Wednesday, 12 July 2017

Committee on Budgetary Oversight

Equality Budgeting: Discussion with the National Women's Council of Ireland

2:00 pm

Photo of Eamon RyanEamon Ryan (Dublin Bay South, Green Party) | Oireachtas source

I am very interested in joining this conversation and very much welcome Ms Allen back to Leinster House. This is not just a question for the previous generation. I am slightly concerned that we all talk here about what the IMF, McKinsey and economic interests want and that we measure everything based on economic growth, as if that was the key measure of progress. There are other measures such as the nature of and other values in society. I have a terrible fear that everything we have done in recent years has perhaps accentuated the economic growth model rather than looking at other assessments. In addition, looking at the statistics, it does not seem that they necessarily match what people do. It is not a tiny minority who sometimes decide to work in the home but the very large bulk of Irish women and their connected parties.

We are all connected and a large bulk of Irish women and their partners seem to have been ignored and discriminated against in recent years.

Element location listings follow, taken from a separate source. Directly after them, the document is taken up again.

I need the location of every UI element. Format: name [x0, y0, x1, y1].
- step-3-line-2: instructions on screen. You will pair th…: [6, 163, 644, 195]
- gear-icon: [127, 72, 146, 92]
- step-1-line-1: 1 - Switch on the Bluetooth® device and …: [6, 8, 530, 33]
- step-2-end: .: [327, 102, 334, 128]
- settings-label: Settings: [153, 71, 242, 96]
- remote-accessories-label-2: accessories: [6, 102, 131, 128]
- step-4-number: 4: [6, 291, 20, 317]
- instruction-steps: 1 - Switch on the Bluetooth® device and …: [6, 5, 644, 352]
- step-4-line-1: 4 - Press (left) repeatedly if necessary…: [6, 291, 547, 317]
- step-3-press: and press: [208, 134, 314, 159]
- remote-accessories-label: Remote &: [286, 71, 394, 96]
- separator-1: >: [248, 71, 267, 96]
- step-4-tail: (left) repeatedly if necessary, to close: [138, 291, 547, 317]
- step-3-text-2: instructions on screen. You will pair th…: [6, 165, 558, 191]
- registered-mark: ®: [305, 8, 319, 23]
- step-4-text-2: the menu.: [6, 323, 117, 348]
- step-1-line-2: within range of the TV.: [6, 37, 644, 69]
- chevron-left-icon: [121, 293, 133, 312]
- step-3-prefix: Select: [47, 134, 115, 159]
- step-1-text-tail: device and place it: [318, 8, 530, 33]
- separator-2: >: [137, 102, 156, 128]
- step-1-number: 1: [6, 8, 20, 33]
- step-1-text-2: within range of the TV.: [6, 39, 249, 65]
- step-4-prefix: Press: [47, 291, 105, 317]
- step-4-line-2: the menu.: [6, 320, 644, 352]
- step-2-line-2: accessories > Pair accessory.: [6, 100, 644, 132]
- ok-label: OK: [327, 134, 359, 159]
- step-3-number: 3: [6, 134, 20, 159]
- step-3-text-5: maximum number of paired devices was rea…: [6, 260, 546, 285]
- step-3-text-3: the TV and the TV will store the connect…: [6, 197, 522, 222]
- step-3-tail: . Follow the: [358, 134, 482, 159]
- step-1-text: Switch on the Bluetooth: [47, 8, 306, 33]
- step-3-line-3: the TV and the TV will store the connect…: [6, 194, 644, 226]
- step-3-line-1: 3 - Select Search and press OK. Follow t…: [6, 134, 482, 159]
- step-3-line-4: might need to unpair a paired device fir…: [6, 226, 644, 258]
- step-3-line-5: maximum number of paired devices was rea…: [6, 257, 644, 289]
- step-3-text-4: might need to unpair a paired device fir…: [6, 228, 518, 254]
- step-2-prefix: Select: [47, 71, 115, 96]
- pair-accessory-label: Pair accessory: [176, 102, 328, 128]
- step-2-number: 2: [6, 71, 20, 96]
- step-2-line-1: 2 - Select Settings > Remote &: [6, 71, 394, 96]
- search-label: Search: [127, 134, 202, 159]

I would love to have heard the National Women's Council of Ireland representing their interests when, for example, in last year's budget they were pretty much ignored and given absolutely nothing, as if they did not count. It is on the back of previous years, where through individualisation and other measures, we have effectively stated to people, "Thou shalt get out to work, no matter what".

I have a fear that the witnesses cite Austria as an example. I had an interesting experience recently related to where this is coming from. Why is it that the European Union, the OECD, the International Monetary Fund and McKinsey and Company are espousing work all the time? It comes from central European countries where populations were declining and they were worried about migration. They had all sorts of different pressures and were worried their economy might sink as they got to full employment. Their answer was to get everyone working. It was official EU and OECD policy based on what was happening in Sweden, Germany and Austria because they had a falling population. All economic, labour and other market policies, coupled with a lack of support for caring, came from that driver. I must admit I am slightly disappointed or nervous to hear the women's council citing McKinsey, the €12 trillion value of economic growth and the International Monetary Fund, IMF, as the great signal of what we might want to do.

We must look after every woman in every circumstance and I am absolutely 100% in favour of equality in budgeting and ensuring we live in a truly equal society. We are leaving behind that massive cadre and restricting choice. We are having children older and later because everything is constrained by a person getting a job because the rent must be paid, or a house should be bought or the career must be maintained. It is all about economic growth. US Senator Elizabeth Warren brilliantly wrote about the two income trap, with people ending up in a really precarious position where they cannot afford not to work or get on the economic wheel. I am afraid that is what I heard today.